My local ACE Hardware store in Wisconsin will do a key with a computer chip for $40. That price includes cutting the new key & programming the new key to your car in their parking lot. Some of the newer styles of auto keys are not cut completely through all the metal material on both side, & they can't copy those. From my understanding ACE Hardware could cut me a new key with a computer chip for my Mirage, because it's an older style type of key (same type of double-sided cut key that has been used for decades in cars). My Subaru has the newer style key, and they can't cut that type of key with their equipment.
As everyone knows, dealer charges for key replacement are expensive. Not sure the benefit of this feature is worth the extra cost, but it's unavoidable in today's cars. My experience is based on being a "behind-the-wheel" instructor in my community. Several instructors share a couple cars. Rather than buy several expensive computer chip keys, we have have $2 keys made without chips. We use those keys to access the car. A computer chip key is kept in the glove box to start the car. For years, that has worked for us. The owner of my driving school wasn't going to buy multiple expensive keys. He may have bought the $40 replacement keys, but that wasn't an option until recently.

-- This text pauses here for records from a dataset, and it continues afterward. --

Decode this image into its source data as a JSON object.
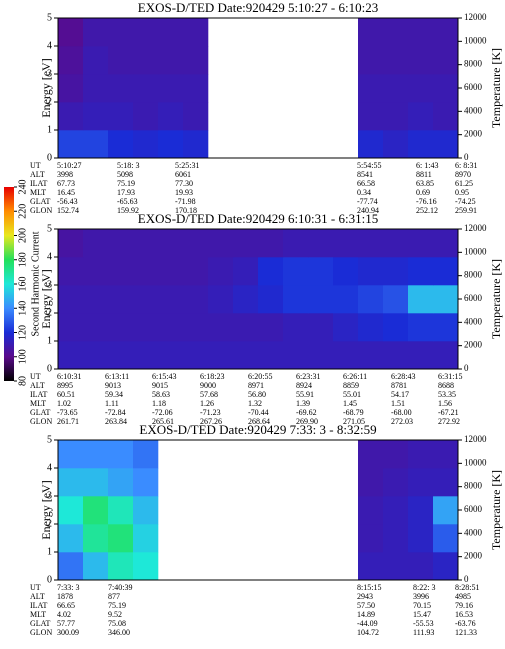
{
  "colorbar": {
    "label": "Second Harmonic Current",
    "lim": [
      80,
      240
    ],
    "ticks": [
      80,
      100,
      120,
      140,
      160,
      180,
      200,
      220,
      240
    ],
    "colors": [
      "#000000",
      "#5a0a8c",
      "#1a2cd6",
      "#3a8cff",
      "#1ee8d8",
      "#22e05a",
      "#e8e81e",
      "#ff8c00",
      "#e80000"
    ]
  },
  "chart_data": [
    {
      "type": "heatmap",
      "title": "EXOS-D/TED   Date:920429   5:10:27 - 6:10:23",
      "ylabel": "Energy [eV]",
      "y2label": "Temperature [K]",
      "ylim": [
        0,
        5
      ],
      "yticks": [
        0,
        1,
        2,
        3,
        4,
        5
      ],
      "y2lim": [
        0,
        12000
      ],
      "y2ticks": [
        0,
        2000,
        4000,
        6000,
        8000,
        10000,
        12000
      ],
      "z": [
        [
          125,
          125,
          120,
          118,
          120,
          118,
          null,
          null,
          null,
          null,
          null,
          null,
          118,
          115,
          118,
          118
        ],
        [
          110,
          112,
          112,
          110,
          112,
          110,
          null,
          null,
          null,
          null,
          null,
          null,
          110,
          110,
          112,
          110
        ],
        [
          106,
          110,
          110,
          110,
          110,
          110,
          null,
          null,
          null,
          null,
          null,
          null,
          110,
          110,
          110,
          110
        ],
        [
          104,
          110,
          108,
          108,
          108,
          108,
          null,
          null,
          null,
          null,
          null,
          null,
          108,
          108,
          108,
          108
        ],
        [
          102,
          108,
          108,
          108,
          108,
          108,
          null,
          null,
          null,
          null,
          null,
          null,
          108,
          108,
          108,
          108
        ]
      ],
      "table": {
        "row_labels": [
          "UT",
          "ALT",
          "ILAT",
          "MLT",
          "GLAT",
          "GLON"
        ],
        "rows": [
          [
            "5:10:27",
            "5:18: 3",
            "5:25:31",
            "5:54:55",
            "6: 1:43",
            "6: 8:31"
          ],
          [
            "3998",
            "5098",
            "6061",
            "8541",
            "8811",
            "8970"
          ],
          [
            "67.73",
            "75.19",
            "77.30",
            "66.58",
            "63.85",
            "61.25"
          ],
          [
            "16.45",
            "17.93",
            "19.93",
            "0.34",
            "0.69",
            "0.95"
          ],
          [
            "-56.43",
            "-65.63",
            "-71.98",
            "-77.74",
            "-76.16",
            "-74.25"
          ],
          [
            "152.74",
            "159.92",
            "170.18",
            "240.94",
            "252.12",
            "259.91"
          ]
        ]
      }
    },
    {
      "type": "heatmap",
      "title": "EXOS-D/TED   Date:920429   6:10:31 - 6:31:15",
      "ylabel": "Energy [eV]",
      "y2label": "Temperature [K]",
      "ylim": [
        0,
        5
      ],
      "yticks": [
        0,
        1,
        2,
        3,
        4,
        5
      ],
      "y2lim": [
        0,
        12000
      ],
      "y2ticks": [
        0,
        2000,
        4000,
        6000,
        8000,
        10000,
        12000
      ],
      "z": [
        [
          112,
          112,
          112,
          112,
          112,
          112,
          112,
          112,
          112,
          112,
          112,
          112,
          112,
          112,
          112,
          112
        ],
        [
          110,
          110,
          110,
          110,
          110,
          110,
          110,
          110,
          110,
          112,
          112,
          115,
          118,
          120,
          122,
          122
        ],
        [
          110,
          110,
          110,
          110,
          110,
          110,
          112,
          115,
          118,
          122,
          122,
          122,
          125,
          128,
          150,
          150
        ],
        [
          108,
          108,
          108,
          108,
          108,
          108,
          110,
          112,
          120,
          122,
          122,
          120,
          118,
          118,
          120,
          120
        ],
        [
          106,
          108,
          108,
          108,
          108,
          108,
          108,
          108,
          108,
          110,
          110,
          110,
          110,
          110,
          110,
          110
        ]
      ],
      "table": {
        "row_labels": [
          "UT",
          "ALT",
          "ILAT",
          "MLT",
          "GLAT",
          "GLON"
        ],
        "rows": [
          [
            "6:10:31",
            "6:13:11",
            "6:15:43",
            "6:18:23",
            "6:20:55",
            "6:23:31",
            "6:26:11",
            "6:28:43",
            "6:31:15"
          ],
          [
            "8995",
            "9013",
            "9015",
            "9000",
            "8971",
            "8924",
            "8859",
            "8781",
            "8688"
          ],
          [
            "60.51",
            "59.34",
            "58.63",
            "57.68",
            "56.80",
            "55.91",
            "55.01",
            "54.17",
            "53.35"
          ],
          [
            "1.02",
            "1.11",
            "1.18",
            "1.26",
            "1.32",
            "1.39",
            "1.45",
            "1.51",
            "1.56"
          ],
          [
            "-73.65",
            "-72.84",
            "-72.06",
            "-71.23",
            "-70.44",
            "-69.62",
            "-68.79",
            "-68.00",
            "-67.21"
          ],
          [
            "261.71",
            "263.84",
            "265.61",
            "267.26",
            "268.64",
            "269.90",
            "271.05",
            "272.03",
            "272.92"
          ]
        ]
      }
    },
    {
      "type": "heatmap",
      "title": "EXOS-D/TED   Date:920429   7:33: 3 - 8:32:59",
      "ylabel": "Energy [eV]",
      "y2label": "Temperature [K]",
      "ylim": [
        0,
        5
      ],
      "yticks": [
        0,
        1,
        2,
        3,
        4,
        5
      ],
      "y2lim": [
        0,
        12000
      ],
      "y2ticks": [
        0,
        2000,
        4000,
        6000,
        8000,
        10000,
        12000
      ],
      "z": [
        [
          135,
          150,
          165,
          160,
          null,
          null,
          null,
          null,
          null,
          null,
          null,
          null,
          112,
          112,
          112,
          115
        ],
        [
          150,
          170,
          175,
          155,
          null,
          null,
          null,
          null,
          null,
          null,
          null,
          null,
          110,
          112,
          115,
          130
        ],
        [
          160,
          175,
          165,
          150,
          null,
          null,
          null,
          null,
          null,
          null,
          null,
          null,
          110,
          112,
          115,
          145
        ],
        [
          150,
          150,
          145,
          140,
          null,
          null,
          null,
          null,
          null,
          null,
          null,
          null,
          108,
          110,
          112,
          112
        ],
        [
          140,
          140,
          140,
          135,
          null,
          null,
          null,
          null,
          null,
          null,
          null,
          null,
          108,
          108,
          110,
          110
        ]
      ],
      "table": {
        "row_labels": [
          "UT",
          "ALT",
          "ILAT",
          "MLT",
          "GLAT",
          "GLON"
        ],
        "rows": [
          [
            "7:33: 3",
            "7:40:39",
            "8:15:15",
            "8:22: 3",
            "8:28:51"
          ],
          [
            "1878",
            "877",
            "2943",
            "3996",
            "4985"
          ],
          [
            "66.65",
            "75.19",
            "57.50",
            "70.15",
            "79.16"
          ],
          [
            "4.02",
            "9.52",
            "14.89",
            "15.47",
            "16.53"
          ],
          [
            "57.77",
            "75.08",
            "-44.09",
            "-55.53",
            "-63.76"
          ],
          [
            "300.09",
            "346.00",
            "104.72",
            "111.93",
            "121.33"
          ]
        ]
      }
    }
  ]
}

Some of our newest cars have the new style of key that can't even be cut by your local hardware store. Thankfully, those cars also have key pay entries. We use the key pad code to enter the car and pull the one key we all share to start that car out of the glove box. Not a perfect system, but it works. Someone could bust a window and drive off with one of our cars, but it has student driver plastered all over it. It would stick out anywhere!
The bottom line - ACE Hardware in my area could make me a key that would start my 2017 Mirage ES, & it would only cost $40. For my Subaru, I am out of luck. I would have to rely on the dealer, because of the style of key it is.
I think more hardware stores will have this option as time goes on.